Get the model # off the drive and search for it. Most SATA drives wont say SATA II, but rather SATA 3G or some crap like that. Either way, most drives will, like HotFoot said, never even come close to reaching SATA I saturation, let alone 3G(or SATA II, or whatever...).

Quote:
THERE IS NO SUCH THING AS SATA II!


Well, if it doesn't exist, then a lot of people are using the wrong term. Hardware vendors, for example, sell "SATA II" hard drives. In any case, it's semantics. Everyone knows they mean 3 GB/s. The point is that no one I know of sells a 3 GB/s HDD.

Quote:
Well, if it doesn't exist, then a lot of people are using the wrong term. Hardware vendors, for example, sell "SATA II" hard drives. In any case, it's semantics. Everyone knows they mean 3 GB/s. The point is that no one I know of sells a 3 GB/s HDD.


The situation in this thread is exactly the reason that no one should refer to SATA as "SATA I" and "SATA II". The two names imply that there are two different standards -- there are not. SATA is ONE standard. ALL SATA devices are interoperable.

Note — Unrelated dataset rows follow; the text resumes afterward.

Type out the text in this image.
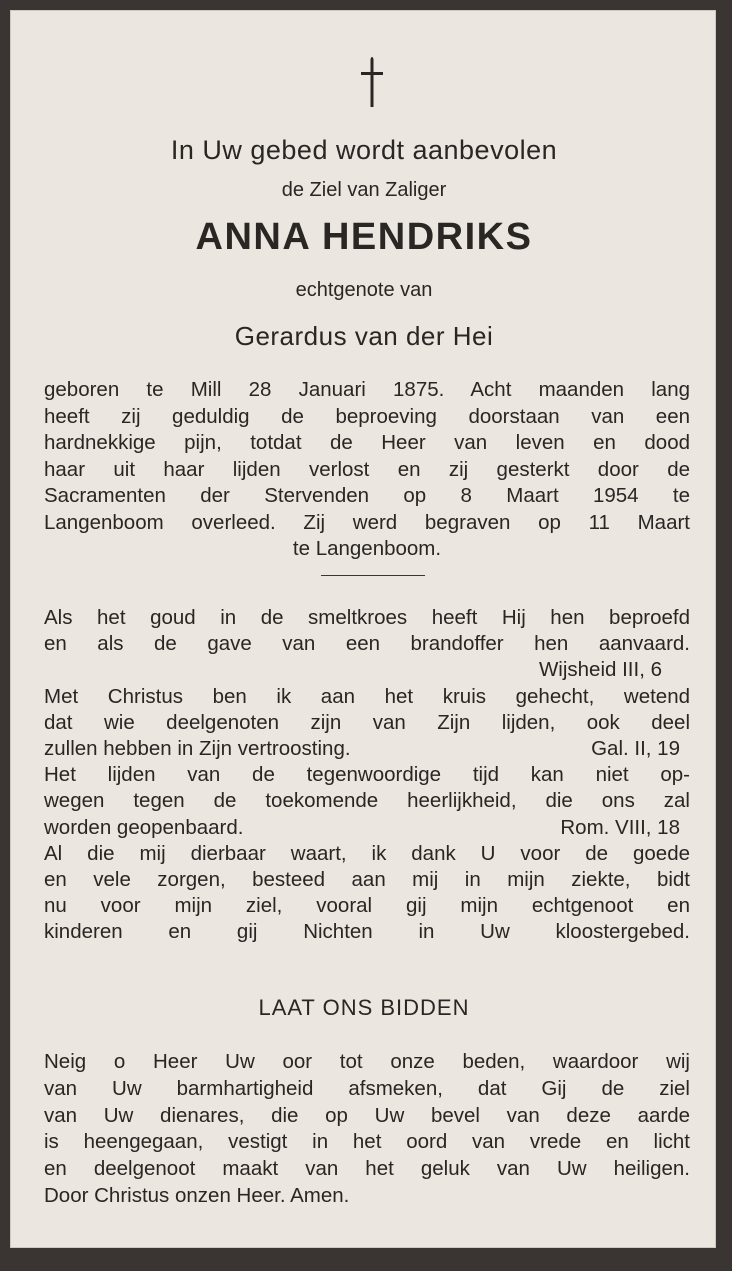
In Uw gebed wordt aanbevolen
de Ziel van Zaliger
ANNA HENDRIKS
echtgenote van
Gerardus van der Hei
geboren te Mill 28 Januari 1875. Acht maanden lang
heeft zij geduldig de beproeving doorstaan van een
hardnekkige pijn, totdat de Heer van leven en dood
haar uit haar lijden verlost en zij gesterkt door de
Sacramenten der Stervenden op 8 Maart 1954 te
Langenboom overleed. Zij werd begraven op 11 Maart
te Langenboom.
Als het goud in de smeltkroes heeft Hij hen beproefd
en als de gave van een brandoffer hen aanvaard.
Wijsheid III, 6
Met Christus ben ik aan het kruis gehecht, wetend
dat wie deelgenoten zijn van Zijn lijden, ook deel
zullen hebben in Zijn vertroosting.	Gal. II, 19
Het lijden van de tegenwoordige tijd kan niet op-
wegen tegen de toekomende heerlijkheid, die ons zal
worden geopenbaard.	Rom. VIII, 18
Al die mij dierbaar waart, ik dank U voor de goede
en vele zorgen, besteed aan mij in mijn ziekte, bidt
nu voor mijn ziel, vooral gij mijn echtgenoot en
kinderen en gij Nichten in Uw kloostergebed.
LAAT ONS BIDDEN
Neig o Heer Uw oor tot onze beden, waardoor wij
van Uw barmhartigheid afsmeken, dat Gij de ziel
van Uw dienares, die op Uw bevel van deze aarde
is heengegaan, vestigt in het oord van vrede en licht
en deelgenoot maakt van het geluk van Uw heiligen.
Door Christus onzen Heer. Amen.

The only minor exception is that some early SATA controllers had difficulty with drives that implemented 3 Gb/sec transfer rates, and therefore hard drive manufacturers have implemented a selector (usually a jumper) to force the drive to use 1.5 Gb/sec operation. Use this jumper if you're connecting to an early revision SATA controller.

Extensions to the SATA standard can be many more things than just 3 Gb/sec transfer rates. An individual drive or controller can optionally implement any or all of the following in any combination:

- 3 Gb/sec transfer rates
- Hot swap capability
- NCQ
- eSATA compliance

Saying that a device is "SATA II" tells you nothing about the device's actual capabilities. You MUST list the capabilities individually.

So, to the OP, there is NO SUCH THING as a 1.5 Gb/sec cable or a 3 Gb/sec cable. It is a SATA cable. It works with all SATA devices.